Durant 2 mois, Marjolaine et Davy parcourent le Cambodge, goûtent à un grand nombre d’insectes et sélectionnent ceux qui seraient à même de convenir à leur projet. Le Royaume, riche d’une longue tradition culinaire en la matière, est la destination idéale pour découvrir ces saveurs méconnues.

De fait, depuis son ouverture, le Bugs Cafe attire de nombreux clients tentés par l’aventure, venant des cinq continents, sans distinction d’âge ou de niveau social. Leur point commun : un appétit marqué pour le voyage et la découverte.
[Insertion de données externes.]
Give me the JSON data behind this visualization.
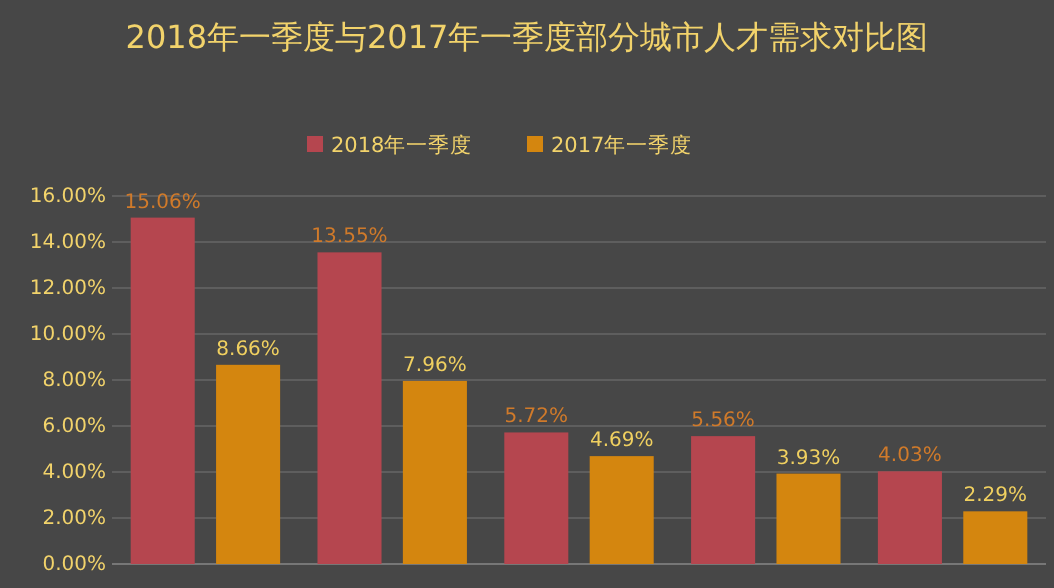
{
  "chart_data": {
    "type": "bar",
    "title": "2018年一季度与2017年一季度部分城市人才需求对比图",
    "categories": [
      null,
      null,
      null,
      null,
      null
    ],
    "series": [
      {
        "name": "2018年一季度",
        "color": "#b5464f",
        "values": [
          15.06,
          13.55,
          5.72,
          5.56,
          4.03
        ],
        "value_labels": [
          "15.06%",
          "13.55%",
          "5.72%",
          "5.56%",
          "4.03%"
        ]
      },
      {
        "name": "2017年一季度",
        "color": "#d4860f",
        "values": [
          8.66,
          7.96,
          4.69,
          3.93,
          2.29
        ],
        "value_labels": [
          "8.66%",
          "7.96%",
          "4.69%",
          "3.93%",
          "2.29%"
        ]
      }
    ],
    "ylim": [
      0,
      16
    ],
    "yticks": [
      {
        "value": 0,
        "label": "0.00%"
      },
      {
        "value": 2,
        "label": "2.00%"
      },
      {
        "value": 4,
        "label": "4.00%"
      },
      {
        "value": 6,
        "label": "6.00%"
      },
      {
        "value": 8,
        "label": "8.00%"
      },
      {
        "value": 10,
        "label": "10.00%"
      },
      {
        "value": 12,
        "label": "12.00%"
      },
      {
        "value": 14,
        "label": "14.00%"
      },
      {
        "value": 16,
        "label": "16.00%"
      }
    ],
    "grid": "y",
    "legend": "top"
  }
}
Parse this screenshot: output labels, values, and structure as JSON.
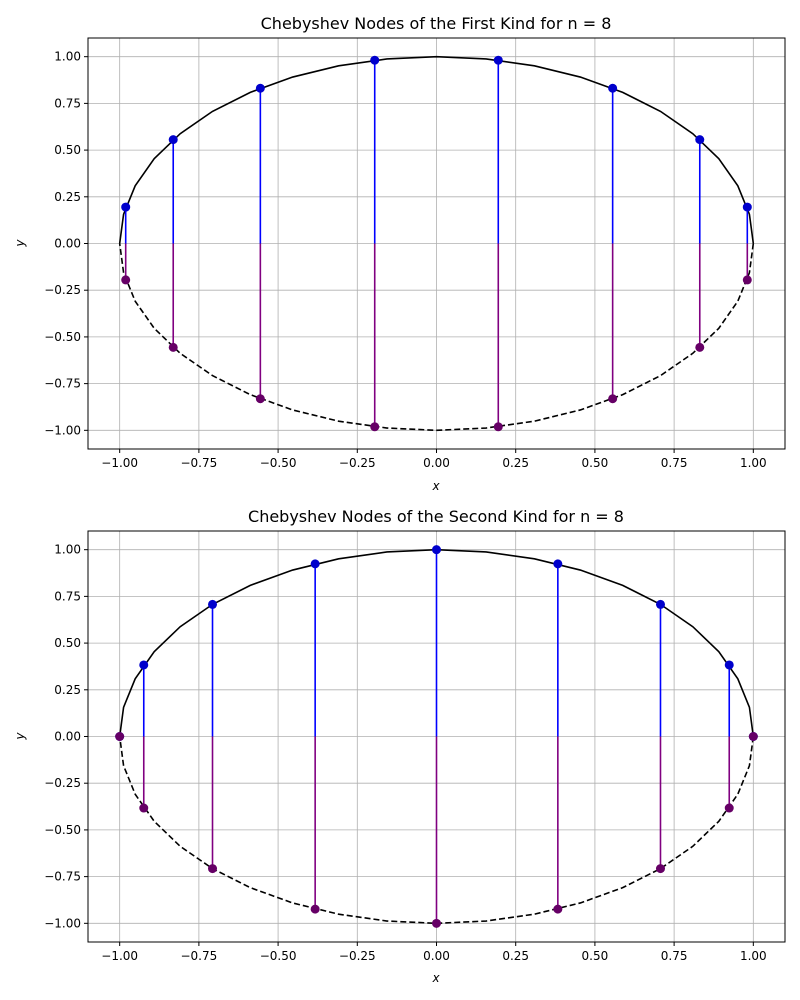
{
  "chart_data": [
    {
      "type": "line",
      "title": "Chebyshev Nodes of the First Kind for n = 8",
      "xlabel": "x",
      "ylabel": "y",
      "xlim": [
        -1.1,
        1.1
      ],
      "ylim": [
        -1.1,
        1.1
      ],
      "xticks": [
        "−1.00",
        "−0.75",
        "−0.50",
        "−0.25",
        "0.00",
        "0.25",
        "0.50",
        "0.75",
        "1.00"
      ],
      "yticks": [
        "−1.00",
        "−0.75",
        "−0.50",
        "−0.25",
        "0.00",
        "0.25",
        "0.50",
        "0.75",
        "1.00"
      ],
      "grid": true,
      "nodes_x": [
        -0.981,
        -0.831,
        -0.556,
        -0.195,
        0.195,
        0.556,
        0.831,
        0.981
      ],
      "upper_y": [
        0.195,
        0.556,
        0.831,
        0.981,
        0.981,
        0.831,
        0.556,
        0.195
      ],
      "lower_y": [
        -0.195,
        -0.556,
        -0.831,
        -0.981,
        -0.981,
        -0.831,
        -0.556,
        -0.195
      ],
      "colors": {
        "upper": "#0000cc",
        "lower": "#660066",
        "upper_stem": "#0000ff",
        "lower_stem": "#800080",
        "curve": "#000000",
        "grid": "#b0b0b0"
      }
    },
    {
      "type": "line",
      "title": "Chebyshev Nodes of the Second Kind for n = 8",
      "xlabel": "x",
      "ylabel": "y",
      "xlim": [
        -1.1,
        1.1
      ],
      "ylim": [
        -1.1,
        1.1
      ],
      "xticks": [
        "−1.00",
        "−0.75",
        "−0.50",
        "−0.25",
        "0.00",
        "0.25",
        "0.50",
        "0.75",
        "1.00"
      ],
      "yticks": [
        "−1.00",
        "−0.75",
        "−0.50",
        "−0.25",
        "0.00",
        "0.25",
        "0.50",
        "0.75",
        "1.00"
      ],
      "grid": true,
      "nodes_x": [
        -1.0,
        -0.924,
        -0.707,
        -0.383,
        0.0,
        0.383,
        0.707,
        0.924,
        1.0
      ],
      "upper_y": [
        0.0,
        0.383,
        0.707,
        0.924,
        1.0,
        0.924,
        0.707,
        0.383,
        0.0
      ],
      "lower_y": [
        0.0,
        -0.383,
        -0.707,
        -0.924,
        -1.0,
        -0.924,
        -0.707,
        -0.383,
        0.0
      ],
      "colors": {
        "upper": "#0000cc",
        "lower": "#660066",
        "upper_stem": "#0000ff",
        "lower_stem": "#800080",
        "curve": "#000000",
        "grid": "#b0b0b0"
      }
    }
  ]
}
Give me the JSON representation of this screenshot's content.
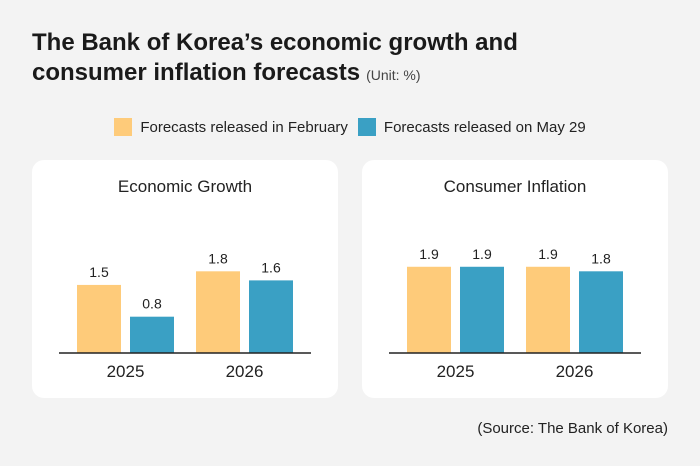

Les réactions, elles, sont régulièrement les mêmes : «  De la peur au premier abord, voire du dégoût, qui laisse rapidement place à de la curiosité lorsque le concept leur est expliqué, puis de l’enthousiasme au moment de l’arrivée des plats et de leur dégustation », explique Davy.

quelques précisions sur la provenance des insectes : « Nous nous fournissons auprès d’une multitude de petits producteurs, ou disons plutôt de chasseurs, répartis sur le Nord du Cambodge en majorité, mais aussi autour de Skuon sur la route de Phnom Penh, haut lieu de l’entomophagie cambodgienne. Il s’agit de paysans travaillant dans les rizières ou dans les forêts, qui chassent en priorité pour se nourrir eux-mêmes ainsi que leurs proches. La vente d’insectes constitue un revenu complémentaire qui peut devenir très intéressant pour ces personnes dont le niveau de vie est généralement très bas ».

La clientèle est au rendez-vous, mais le succès du restaurant reste néanmoins fragile : « La réussite critique est bien là, mais une grande majorité de personnes n’est pas encore prête à consommer des insectes, et ceux qui le font préfèrent en général goûter un petit échantillon plutôt que de faire un repas complet, ce qui limite les ventes réalisées. Heureusement, la médiatisation du lieu et le savoir-faire du Chef Seiha Soeun garantissent un volume de clients suffisant pour que le restaurant, après deux premières années difficiles, atteigne une vitesse de croisière satisfaisante ».

Si l’entomophagie est largement ancrée dans les mœurs cambodgiennes, les chances de voir un tel mode d’alimentation gagner l’Europe sont encore bien minces en raison des réglementations très strictes en la matière. Rappelons que la consommation d’insectes, qui sont des aliments très riches en protéines et en vitamines, constitue une alternative nutritionnelle et écologique à même de résoudre les problèmes posés par l’élevage intensif et le manque de ressources alimentaires.